Scholbach [13] recommended a diagnosis of NCP when the caliber of the LRV reduced by more than 50 % while crossing the abdominal aorta. For measurement, a longitudinal section of the vein, as well as its maximal and minimal diameter was recorded. The average normal LRV diameter is 4–5 mm [6]. In our study, as the lumen of the LRV amounted to 1.7 × 7.8 mm (width × height) on the level of compression, it complied with conditions of left vein entrapment phenomenon.
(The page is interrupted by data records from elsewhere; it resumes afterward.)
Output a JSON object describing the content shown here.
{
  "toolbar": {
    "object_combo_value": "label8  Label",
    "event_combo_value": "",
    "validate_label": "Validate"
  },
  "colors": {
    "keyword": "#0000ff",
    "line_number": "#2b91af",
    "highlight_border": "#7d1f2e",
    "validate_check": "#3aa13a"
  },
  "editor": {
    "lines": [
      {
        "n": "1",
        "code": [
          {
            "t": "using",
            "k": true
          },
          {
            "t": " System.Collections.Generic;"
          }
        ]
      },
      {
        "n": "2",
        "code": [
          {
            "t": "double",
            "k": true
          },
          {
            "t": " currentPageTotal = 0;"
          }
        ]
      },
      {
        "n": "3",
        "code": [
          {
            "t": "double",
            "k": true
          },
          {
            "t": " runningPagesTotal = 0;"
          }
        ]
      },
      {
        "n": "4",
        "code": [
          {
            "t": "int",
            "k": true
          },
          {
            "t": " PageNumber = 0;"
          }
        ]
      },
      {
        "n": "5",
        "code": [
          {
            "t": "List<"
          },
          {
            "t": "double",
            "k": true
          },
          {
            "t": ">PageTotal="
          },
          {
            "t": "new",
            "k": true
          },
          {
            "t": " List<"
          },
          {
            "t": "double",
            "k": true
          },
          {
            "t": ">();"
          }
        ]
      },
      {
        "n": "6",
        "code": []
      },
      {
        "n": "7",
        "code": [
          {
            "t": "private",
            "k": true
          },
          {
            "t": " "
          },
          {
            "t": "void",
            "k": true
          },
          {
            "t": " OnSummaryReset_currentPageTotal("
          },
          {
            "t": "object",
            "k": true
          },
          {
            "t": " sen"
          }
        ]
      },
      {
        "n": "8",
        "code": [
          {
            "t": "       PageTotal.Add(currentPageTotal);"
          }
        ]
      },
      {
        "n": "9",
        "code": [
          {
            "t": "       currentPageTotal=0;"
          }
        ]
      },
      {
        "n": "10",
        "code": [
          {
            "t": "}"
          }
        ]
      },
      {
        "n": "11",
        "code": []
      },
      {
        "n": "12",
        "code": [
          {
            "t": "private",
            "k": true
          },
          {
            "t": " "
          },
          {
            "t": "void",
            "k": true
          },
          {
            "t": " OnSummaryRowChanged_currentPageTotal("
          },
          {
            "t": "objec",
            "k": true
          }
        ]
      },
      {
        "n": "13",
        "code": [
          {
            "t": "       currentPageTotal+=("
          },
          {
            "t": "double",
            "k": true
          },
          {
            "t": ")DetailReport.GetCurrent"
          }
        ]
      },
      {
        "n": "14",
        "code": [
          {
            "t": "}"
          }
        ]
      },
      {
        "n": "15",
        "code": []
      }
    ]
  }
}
The treatment of NCS depends on age and clinical symptoms. For patients younger than 18 years, the best option is a conservative approach with observation for at least 2 years because as many as 75 % of patients will have complete resolution of hematuria. A variety of surgical approaches have been used, including medial nephropexy with excision of renal varicosities, LRV transposition with or without Dacron wedge insertion between SMA and aorta, LRV bypass, renal-to-IVC shunt, renal autotransplant, SMA transposition, gonadocaval bypass, and even nephrectomy for persistent hematuria [8, 13].

Understanding the topography and variations of the abdominal vessels is important for diagnosis, endovascular intervention, and surgery. To the best of our knowledge, the left venous renal entrapment caused by compression created by the SMA and the RRA has not been previously reported, making this case is particularly important in surgery of the renal region.